Module: badsnakes.py

This module provides the primary interface and processing controller for the badsnakes command line utility.

App:

badsnakes

Purpose:

The badsnakes project is designed to help detect malware in Python projects.

The project accepts the following formats for analysis:

  • Directories

  • Python modules

  • Python wheels

Platform:

Linux/Windows | Python 3.10+

Developer:

J Berendt

Email:

development@s3dev.uk

Comments:

n/a

Examples:

Example for analysing a single module:

>>> from badsnakes.libs.module import Module
>>> from badsnakes.libs.reporter import ReporterModule

>>> path = '/path/to/project/module.py'

>>> # Analyse the module.
>>> m = Module(path=path)
>>> m.analyse()

>>> # Report the findings.
>>> r = ReporterModule(modules=[m])
>>> r.report()

Example for analysing multiple modules:

>>> import os
>>> from glob import glob
>>> from badsnakes.libs.module import Module
>>> from badsnakes.libs.reporter import ReporterModule

>>> modules = []
>>> paths = glob(os.path.join('/.../site-packages/pip/_internal/', '*.py'))
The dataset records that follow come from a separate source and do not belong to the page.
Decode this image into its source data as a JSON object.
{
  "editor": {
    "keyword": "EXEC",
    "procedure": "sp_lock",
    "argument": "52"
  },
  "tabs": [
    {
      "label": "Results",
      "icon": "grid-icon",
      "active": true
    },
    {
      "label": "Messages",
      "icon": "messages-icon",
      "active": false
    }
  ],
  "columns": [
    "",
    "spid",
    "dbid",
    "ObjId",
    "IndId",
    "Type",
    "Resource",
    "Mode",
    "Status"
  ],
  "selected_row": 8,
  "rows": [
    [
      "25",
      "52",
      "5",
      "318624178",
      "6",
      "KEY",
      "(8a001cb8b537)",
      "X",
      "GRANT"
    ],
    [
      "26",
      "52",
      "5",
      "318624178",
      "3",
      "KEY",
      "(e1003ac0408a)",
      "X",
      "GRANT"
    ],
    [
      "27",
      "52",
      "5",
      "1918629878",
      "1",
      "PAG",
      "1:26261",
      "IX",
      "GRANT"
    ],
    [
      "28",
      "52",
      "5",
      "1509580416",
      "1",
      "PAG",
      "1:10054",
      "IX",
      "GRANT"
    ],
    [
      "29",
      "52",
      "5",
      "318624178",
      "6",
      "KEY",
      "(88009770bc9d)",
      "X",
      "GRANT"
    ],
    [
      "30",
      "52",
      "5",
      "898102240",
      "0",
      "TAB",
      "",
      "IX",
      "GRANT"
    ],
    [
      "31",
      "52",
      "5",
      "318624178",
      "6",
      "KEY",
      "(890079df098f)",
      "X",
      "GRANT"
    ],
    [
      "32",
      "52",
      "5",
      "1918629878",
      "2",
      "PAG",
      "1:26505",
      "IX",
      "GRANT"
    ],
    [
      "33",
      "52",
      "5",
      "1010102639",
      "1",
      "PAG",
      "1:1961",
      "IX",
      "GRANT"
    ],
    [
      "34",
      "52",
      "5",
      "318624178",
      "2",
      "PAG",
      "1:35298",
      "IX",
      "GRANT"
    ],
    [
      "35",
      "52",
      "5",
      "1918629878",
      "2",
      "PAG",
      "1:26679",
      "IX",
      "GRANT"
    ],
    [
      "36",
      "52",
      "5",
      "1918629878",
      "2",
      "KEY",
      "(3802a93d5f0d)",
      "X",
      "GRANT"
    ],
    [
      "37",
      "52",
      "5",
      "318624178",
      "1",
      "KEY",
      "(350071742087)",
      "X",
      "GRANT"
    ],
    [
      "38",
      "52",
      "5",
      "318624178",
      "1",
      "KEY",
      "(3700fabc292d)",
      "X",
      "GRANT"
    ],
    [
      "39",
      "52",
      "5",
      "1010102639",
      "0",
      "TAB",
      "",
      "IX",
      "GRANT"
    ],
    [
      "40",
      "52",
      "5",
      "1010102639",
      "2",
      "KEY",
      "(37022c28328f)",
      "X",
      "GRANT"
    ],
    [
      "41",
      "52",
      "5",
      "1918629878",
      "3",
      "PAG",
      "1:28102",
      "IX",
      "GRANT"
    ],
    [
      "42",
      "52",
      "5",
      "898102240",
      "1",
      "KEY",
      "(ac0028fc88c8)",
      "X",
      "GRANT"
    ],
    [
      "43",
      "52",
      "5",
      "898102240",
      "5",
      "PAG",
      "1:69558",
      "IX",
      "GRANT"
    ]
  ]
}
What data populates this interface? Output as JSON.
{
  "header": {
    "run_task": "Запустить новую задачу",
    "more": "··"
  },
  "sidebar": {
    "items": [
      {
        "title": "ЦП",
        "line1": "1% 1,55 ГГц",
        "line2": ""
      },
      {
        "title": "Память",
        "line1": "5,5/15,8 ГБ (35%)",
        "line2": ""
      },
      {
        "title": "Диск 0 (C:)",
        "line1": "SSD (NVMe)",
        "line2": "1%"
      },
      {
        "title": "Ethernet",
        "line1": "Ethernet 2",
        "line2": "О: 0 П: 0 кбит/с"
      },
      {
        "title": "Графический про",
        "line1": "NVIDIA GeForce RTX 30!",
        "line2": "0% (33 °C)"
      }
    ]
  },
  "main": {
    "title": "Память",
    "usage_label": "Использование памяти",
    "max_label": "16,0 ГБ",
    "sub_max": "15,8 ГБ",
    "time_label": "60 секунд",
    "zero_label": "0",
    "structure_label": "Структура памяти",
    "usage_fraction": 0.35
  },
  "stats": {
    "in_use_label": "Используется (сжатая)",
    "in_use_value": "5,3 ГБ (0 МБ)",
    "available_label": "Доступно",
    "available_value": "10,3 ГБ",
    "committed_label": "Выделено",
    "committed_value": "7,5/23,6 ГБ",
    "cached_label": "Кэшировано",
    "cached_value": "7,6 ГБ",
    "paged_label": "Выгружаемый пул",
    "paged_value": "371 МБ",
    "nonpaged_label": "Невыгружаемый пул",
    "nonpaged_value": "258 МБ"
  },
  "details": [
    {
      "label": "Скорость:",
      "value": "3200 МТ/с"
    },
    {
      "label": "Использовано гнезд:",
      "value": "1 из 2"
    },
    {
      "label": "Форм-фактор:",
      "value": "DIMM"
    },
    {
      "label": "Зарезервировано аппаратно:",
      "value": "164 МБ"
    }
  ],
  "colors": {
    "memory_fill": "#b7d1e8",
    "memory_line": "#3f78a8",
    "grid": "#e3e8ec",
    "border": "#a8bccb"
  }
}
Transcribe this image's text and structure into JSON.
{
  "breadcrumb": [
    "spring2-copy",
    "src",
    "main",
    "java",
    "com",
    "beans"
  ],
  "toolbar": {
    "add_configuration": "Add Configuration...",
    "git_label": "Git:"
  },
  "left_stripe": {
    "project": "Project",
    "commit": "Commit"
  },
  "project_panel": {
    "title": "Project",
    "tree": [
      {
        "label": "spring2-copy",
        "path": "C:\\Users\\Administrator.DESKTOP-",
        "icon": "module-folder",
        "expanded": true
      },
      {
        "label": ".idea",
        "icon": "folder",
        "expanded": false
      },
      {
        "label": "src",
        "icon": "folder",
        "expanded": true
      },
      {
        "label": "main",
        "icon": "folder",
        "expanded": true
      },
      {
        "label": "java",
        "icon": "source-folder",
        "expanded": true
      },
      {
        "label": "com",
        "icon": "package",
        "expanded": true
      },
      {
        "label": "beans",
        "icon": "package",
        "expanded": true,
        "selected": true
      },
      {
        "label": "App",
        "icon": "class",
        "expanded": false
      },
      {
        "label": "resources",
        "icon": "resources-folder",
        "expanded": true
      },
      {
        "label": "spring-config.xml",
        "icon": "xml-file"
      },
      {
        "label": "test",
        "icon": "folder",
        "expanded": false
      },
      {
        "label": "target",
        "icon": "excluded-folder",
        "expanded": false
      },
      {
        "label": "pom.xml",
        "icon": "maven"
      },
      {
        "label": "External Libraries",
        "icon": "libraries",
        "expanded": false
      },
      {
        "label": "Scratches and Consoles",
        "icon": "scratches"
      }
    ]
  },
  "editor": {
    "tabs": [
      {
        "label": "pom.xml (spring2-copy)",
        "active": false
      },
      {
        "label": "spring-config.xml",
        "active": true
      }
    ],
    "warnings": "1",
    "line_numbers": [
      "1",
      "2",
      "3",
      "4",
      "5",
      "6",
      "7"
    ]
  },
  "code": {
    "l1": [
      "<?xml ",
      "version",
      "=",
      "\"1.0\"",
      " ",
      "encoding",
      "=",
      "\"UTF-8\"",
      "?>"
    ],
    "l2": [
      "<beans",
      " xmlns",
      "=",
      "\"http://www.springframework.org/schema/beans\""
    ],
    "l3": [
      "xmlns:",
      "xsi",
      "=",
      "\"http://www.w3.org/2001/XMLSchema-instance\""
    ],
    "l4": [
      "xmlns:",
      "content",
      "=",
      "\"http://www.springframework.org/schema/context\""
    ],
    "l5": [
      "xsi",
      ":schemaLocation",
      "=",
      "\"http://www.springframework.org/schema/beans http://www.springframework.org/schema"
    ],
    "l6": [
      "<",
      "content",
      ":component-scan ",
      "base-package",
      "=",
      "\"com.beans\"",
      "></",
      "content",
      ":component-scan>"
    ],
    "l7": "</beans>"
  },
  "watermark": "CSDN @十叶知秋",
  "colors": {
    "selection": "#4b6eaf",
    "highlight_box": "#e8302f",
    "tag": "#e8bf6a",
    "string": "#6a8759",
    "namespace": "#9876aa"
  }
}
>>> # Call Module.analyse for each path and store each module object.
>>> for path in paths:
>>>    m = Module(path=path)
>>>    m.analyse()
>>>    modules.append(m)

>>> # Report all findings at once.
>>> r = ReporterModule(modules=modules)
>>> r.report()

Example for analysing a Python wheel:

>>> from badsnakes.libs.collector import Collector
>>> from badsnakes.libs.module import Module
>>> from badsnakes.libs.reporter import ReporterModule

>>> modules = []
>>> path = '../dist/badsnakes-0.1.0-py3-none-any.whl'

>>> # Collect all non-binary files from thw wheel.
>>> c = Collector(paths=path)
>>> c.collect()

>>> for pkg in c.files:
>>>    # Call Module.analyse for each path and store each module object.
>>>    for path in pkg:
>>>        # Analyse the module.
>>>        m = Module(path=path)
>>>        m.analyse()
>>>        modules.append(m)

>>> # Report the findings.
>>> r = ReporterModule(modules=modules)
>>> r.report()
class badsnakes.badsnakes.BadSnakes[source]

Bases: object

Primary project entry-point and controller class.

__init__()[source]

BadSnakes class initialiser.

Attrs:
  • _clf: Maximum classification from all files analysed. This is reported at the end.

  • _files: List of files to be analysed. This same list is used for all analysis types and is populated by the _collect_files() method.

  • _modules: List of modules analysed. If logging is invoked, this list of modules is given to the logger.

main()[source]

Start a badsnakes analysis.

Tasks:
  • Collect files to be analysed.

  • Determine if specific or generic logging should be used.

  • Analyse each collected file.

  • Report the overall (worst) classification, per package.

  • Create a log file, if instructed by the CLI by the --log argument.

_analyse(path: str)[source]

Analyse the provided module file.

Parameters:

path (str) – Full path to the file to be analysed.

Tasks:
  • Create a Module object and analyse.

  • Report the findings (verbose/non-verbose).

  • Set the maximum (worst) classification.

_collect_files()[source]

Collect all files to be analysed.

This method is used to populate the _files attribute, which contains the files to be analysed.

Logic:

Create an instance of the badsnakes.libs.collector.Collector class and call the collect() method.

The Collector class is designed to 1) identify the input type, and 2) return the associated file(s).

The list of files returned by the collector is assigned to the _files attribute.

Finally, any paths listed by the --exclude_dirs argument are removed from the _files list.

This method must store the collector into a class attribute to preserve the life of the wheel collector’s temporary directory object.

_create_log(path: str = 'badsnakes')[source]

Create a log file if instructed via the CLI.

If the --log argument was passed to the CLI, this method will be triggered.

Parameters:

path (str, optional) – Path from which the log’s filename is to be derived. Defaults to ‘badsnakes’.

_exclude_directories()[source]

Remove any paths starting in an --exclude_dirs path.

_report_worst_classification()[source]

Report the worst overall classification.

badsnakes.badsnakes.main()[source]

Entry-point exposed for the executable.

The "badsnakes.badsnakes:main" value is set in pyproject.toml’s [project.scripts] table as the entry-point for the installed executable.